Although I did not hear this mentioned in the movie, yesterday the wikipedia article referred to Rey's full name as "Rey Skywalker".  The article doesn't say that today, like somebody realized that this was a mistake and changed it.  I also just found much speculation on the Internet that Rey is Luke Skywalker's daughter.  If this is true then it would give the ending of the film considerably more significance.  I was waiting for Luke to acknowledge his relationship to Rey, but he doesn't.  In the movie Rey's parentage is left as an unresolved mystery.

Watching the movie in the theater held a few surprises for me.  First of all, the audience was quite young.  Most of these people were teenagers and young adults.  I didn't see many people like myself who were actually alive when the first Star Wars movie came out.  Many people were dressed in costume, and a few were carrying toy light sabers.  I was also surprised to see half the audience stay to watch the full credits.  This is because many movies are now including bonus scenes at the end of the credits.  Most of those who stayed were standing around talking about the movie.

The audience applauded at the finish, so they must have really enjoyed it.  I thought it was good, and maybe pretty good, but lacking the greatness of some of its predecessors.  The original Star Wars movie is a film that I have seen 17 times over the last 38 years, and likewise all the other Star Wars films I have seen many times.   They are so great that I can watch them over and over and still be entertained.  I just don't see myself doing that with Star Wars:  The Force Awakens.  I might watch it one or two more times in case I missed something the first time around, but after that I will be done with it.

Rating:  A-

POSTSCRIPT:  I needed to know if I was being too harsh on the movie, so I couldn't resist seeing the movie a second time.  On the second viewing it is easier to forgive some of the imperfections because the movie is a thrill ride from beginning to finish.   In my review above I said the film is not visionary, but it indeed does have a vision, even if it didn't quite meet my expectations.  As such the movie is very entertaining and deserves its place as part of the Star Wars saga.

Rating:  Still A-

Honestly, the movie feels like an opportunity lost.  We could have had Yoda as a Force Ghost, or Luke Skywalker as the wise old mentor.  Maybe the next movie will have these things.

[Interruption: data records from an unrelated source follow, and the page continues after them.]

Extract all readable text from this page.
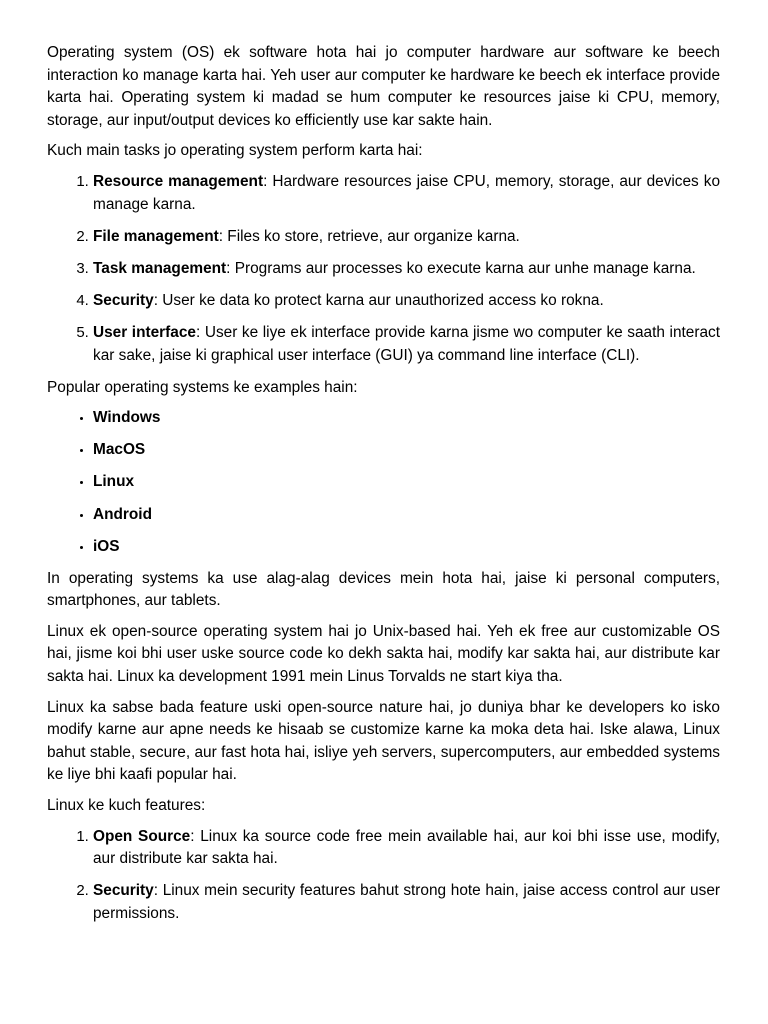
Operating system (OS) ek software hota hai jo computer hardware aur software ke beech interaction ko manage karta hai. Yeh user aur computer ke hardware ke beech ek interface provide karta hai. Operating system ki madad se hum computer ke resources jaise ki CPU, memory, storage, aur input/output devices ko efficiently use kar sakte hain.

Kuch main tasks jo operating system perform karta hai:

1. Resource management: Hardware resources jaise CPU, memory, storage, aur devices ko manage karna.
2. File management: Files ko store, retrieve, aur organize karna.
3. Task management: Programs aur processes ko execute karna aur unhe manage karna.
4. Security: User ke data ko protect karna aur unauthorized access ko rokna.
5. User interface: User ke liye ek interface provide karna jisme wo computer ke saath interact kar sake, jaise ki graphical user interface (GUI) ya command line interface (CLI).

Popular operating systems ke examples hain:

• Windows
• MacOS
• Linux
• Android
• iOS

In operating systems ka use alag-alag devices mein hota hai, jaise ki personal computers, smartphones, aur tablets.

Linux ek open-source operating system hai jo Unix-based hai. Yeh ek free aur customizable OS hai, jisme koi bhi user uske source code ko dekh sakta hai, modify kar sakta hai, aur distribute kar sakta hai. Linux ka development 1991 mein Linus Torvalds ne start kiya tha.

Linux ka sabse bada feature uski open-source nature hai, jo duniya bhar ke developers ko isko modify karne aur apne needs ke hisaab se customize karne ka moka deta hai. Iske alawa, Linux bahut stable, secure, aur fast hota hai, isliye yeh servers, supercomputers, aur embedded systems ke liye bhi kaafi popular hai.

Linux ke kuch features:

1. Open Source: Linux ka source code free mein available hai, aur koi bhi isse use, modify, aur distribute kar sakta hai.
2. Security: Linux mein security features bahut strong hote hain, jaise access control aur user permissions.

There are a few scenes that don't quite make sense to me in terms of story or why characters were in certain places at certain times:

  1. I couldn't understand how it is that R2-D2 was suddenly able to find the rest of the map to the location of Luke Skywalker, or why they even needed a map and not just a set of coordinates?  
  2. Why was Rey the one chosen to go meet Luke since she was a newcomer to the Resistance?  And why in the Millennium Falcon?
  3. General Leia seemed tight lipped as she talked, like she couldn't open her mouth all the way.  Did this woman have a stroke, or just too much plastic surgery?
  4. What was the fate of Captain Phasma?
  5. The scene where the planet of the Republic is destroyed seems underplayed.  Did billions of people just die?  If so, why wasn't it played for more emotion?
  6. How is it that their interstellar weapon can cross the vast distances of space without using hyperspace?  
  7. How is it that they know exactly when the weapon is going to fire?